The rains pounded through the night. It was very heavy. I did feel relieved that it was raining so heavily. I figured that it was better for the moisture to get squeezed out of those rain clouds whilst we were indoors than on us. In between the heavy patter of rain, I managed to get some sleep, lying flat on my back in a straight position. I figured it was the best way to keep my nose as far away from the bedding as possible. Thankfully, I was in my sleeping bag, so I felt better at sorta having a surface that was my own.
Son on the other hand, had very little sleep. The grating snore of the man in the room kept us up all night. We managed to sleep till close to 8 am when the noise of the others woke us up. We waited till the others had packed and left and then got ourselves going.
We couldn’t wait to get out of the albergue. Son didn’t even want breakfast. So we set off, in the cool, damp morning with a bit of chocolate to share between us to keep us going for the 10 km to Ponte Olveiro
Dark and foreboding behind us, the way in front was clean and bright. Relatively clean, anyway. The heavy rains overnight had washed the roads clean of caked on dung, and everything felt fresh in the morning air. We were the first ahead of no one, behind no one. Still it was not too long before people were suddenly upon us. It is me, I apologised to Son. I am a slow walker. And that’s because I now like to walk with my hands in my pocket, strolling and admiring the view around. For why not? I might not be back this way again.
We passed small farming hamlets, one after another. Some of these farms have very large barns. Clearly there is a big kahuna farmer who mainly runs the whole area. Yet there were still a lot of other dwelling houses. Maybe they were the homes of workers or smaller farm owners. Despite it being a week day, there was hardly any movement in sight – human movement that is. Onwards we climbed up hills, roads and other pathways. My backpack cover was holding up. The garbage bag solution flapped occasionally when it caught the wind, but for the most part it hugged close to my pack.
Another downpour struck, and we were lucky to ge close to some farm buildings where stepped in to take shelter. It bucketed down for 15 minutes before dissipating. It reminded me of Singapore, where tropical rains would suddenly whoosh down, only to be spent a few minutes later. And so we trudged onwards towards Ponte Olveiroa.
After about 2 and a half hours, we’d arrive in the Albergue in Ponte de Olveiroa. Having had no breakfast or coffee to start the morning, I definitely needed something. So orange juice, coffee and bocadillo was in order. The albergue was very nice, much nicer than yesterday. If I was on my own, I would have stayed, being able to entertain and amuse myself in relative boredom. But Son was with me, and though he is much more independent now, I was not sure that he would cope with the hours stretched out in front of him. I ummed and aaahed, strangely indecisive as I peered out at the weather divining the movement of rain clouds. What I did not want was to get wet.
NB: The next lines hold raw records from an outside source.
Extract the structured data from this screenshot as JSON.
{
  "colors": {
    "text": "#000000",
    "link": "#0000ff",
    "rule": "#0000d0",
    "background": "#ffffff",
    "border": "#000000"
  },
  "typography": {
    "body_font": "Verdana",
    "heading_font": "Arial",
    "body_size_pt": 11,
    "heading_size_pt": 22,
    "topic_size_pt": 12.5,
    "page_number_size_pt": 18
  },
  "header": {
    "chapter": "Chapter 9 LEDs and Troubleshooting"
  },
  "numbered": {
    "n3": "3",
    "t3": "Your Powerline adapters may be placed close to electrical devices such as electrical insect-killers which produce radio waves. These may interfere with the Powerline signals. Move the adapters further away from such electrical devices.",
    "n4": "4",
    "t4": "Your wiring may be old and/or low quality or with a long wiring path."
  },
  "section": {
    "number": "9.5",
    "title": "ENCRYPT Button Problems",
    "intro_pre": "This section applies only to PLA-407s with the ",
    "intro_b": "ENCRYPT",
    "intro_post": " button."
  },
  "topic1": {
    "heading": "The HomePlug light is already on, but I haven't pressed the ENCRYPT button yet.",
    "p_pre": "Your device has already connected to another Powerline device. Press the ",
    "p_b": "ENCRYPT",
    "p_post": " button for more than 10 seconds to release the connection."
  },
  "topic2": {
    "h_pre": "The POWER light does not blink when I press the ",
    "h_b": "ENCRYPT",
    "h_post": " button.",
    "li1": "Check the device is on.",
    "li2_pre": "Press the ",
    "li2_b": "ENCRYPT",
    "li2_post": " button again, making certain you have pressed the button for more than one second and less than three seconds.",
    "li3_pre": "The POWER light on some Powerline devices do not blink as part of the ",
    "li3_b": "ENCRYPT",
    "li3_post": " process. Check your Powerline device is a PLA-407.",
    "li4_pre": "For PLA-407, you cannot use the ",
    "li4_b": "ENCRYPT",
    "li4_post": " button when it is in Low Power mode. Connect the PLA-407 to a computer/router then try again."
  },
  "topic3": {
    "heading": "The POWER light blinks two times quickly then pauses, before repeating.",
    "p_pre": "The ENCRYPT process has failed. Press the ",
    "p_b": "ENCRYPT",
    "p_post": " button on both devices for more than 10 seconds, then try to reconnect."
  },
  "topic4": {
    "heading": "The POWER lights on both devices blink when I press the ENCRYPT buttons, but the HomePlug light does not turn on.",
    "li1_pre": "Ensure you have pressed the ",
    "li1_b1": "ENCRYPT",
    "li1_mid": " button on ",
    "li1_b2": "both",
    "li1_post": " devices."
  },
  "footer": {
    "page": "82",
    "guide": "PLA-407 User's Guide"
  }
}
As we ate and pondered, an Irish pilgrim walked in and started up a conversation. He was walking backwards from Finisterre to Santiago. Apparently, he’d done 15 caminos altogether. He spoke like he was a hard core camino-ist so I did not ask him whether it was the full routes he did on each of those occasions or part route. Of the 15, 8 had been Camino Frances, the rest a mix of other routes including the Del Norte. It seemed so cool to spend your life constantly walking and I congratulated him on being able to set up a life to live so. He’d been volunteering at the pilgrim office in Santiago as well.
Somehow the conversation moved to the missing American pilgrim, now known to be dead. At the time, they’d found Denise only a couple of weeks prior. Given that he spoke Spanish fluently and was in Santiago all this time, I asked what he knew from the Spanish newspapers. He tsked away, and said it’d been known for a long time who they suspected. After all, the man arrested had long been known to kill animals. The man came from Santa Catarina. And apparently a few days after her disappearance, he was cashing out €1000. He tsked about the inefficiency of Spanish police and general lack of interest until media interest meant that they’d have to do more than idly sit by. What he felt was that if they had moved faster, sooner, they might yet have saved her.
Who knows the truth? But as we walk on, I say a little prayer for the missing pilgrim.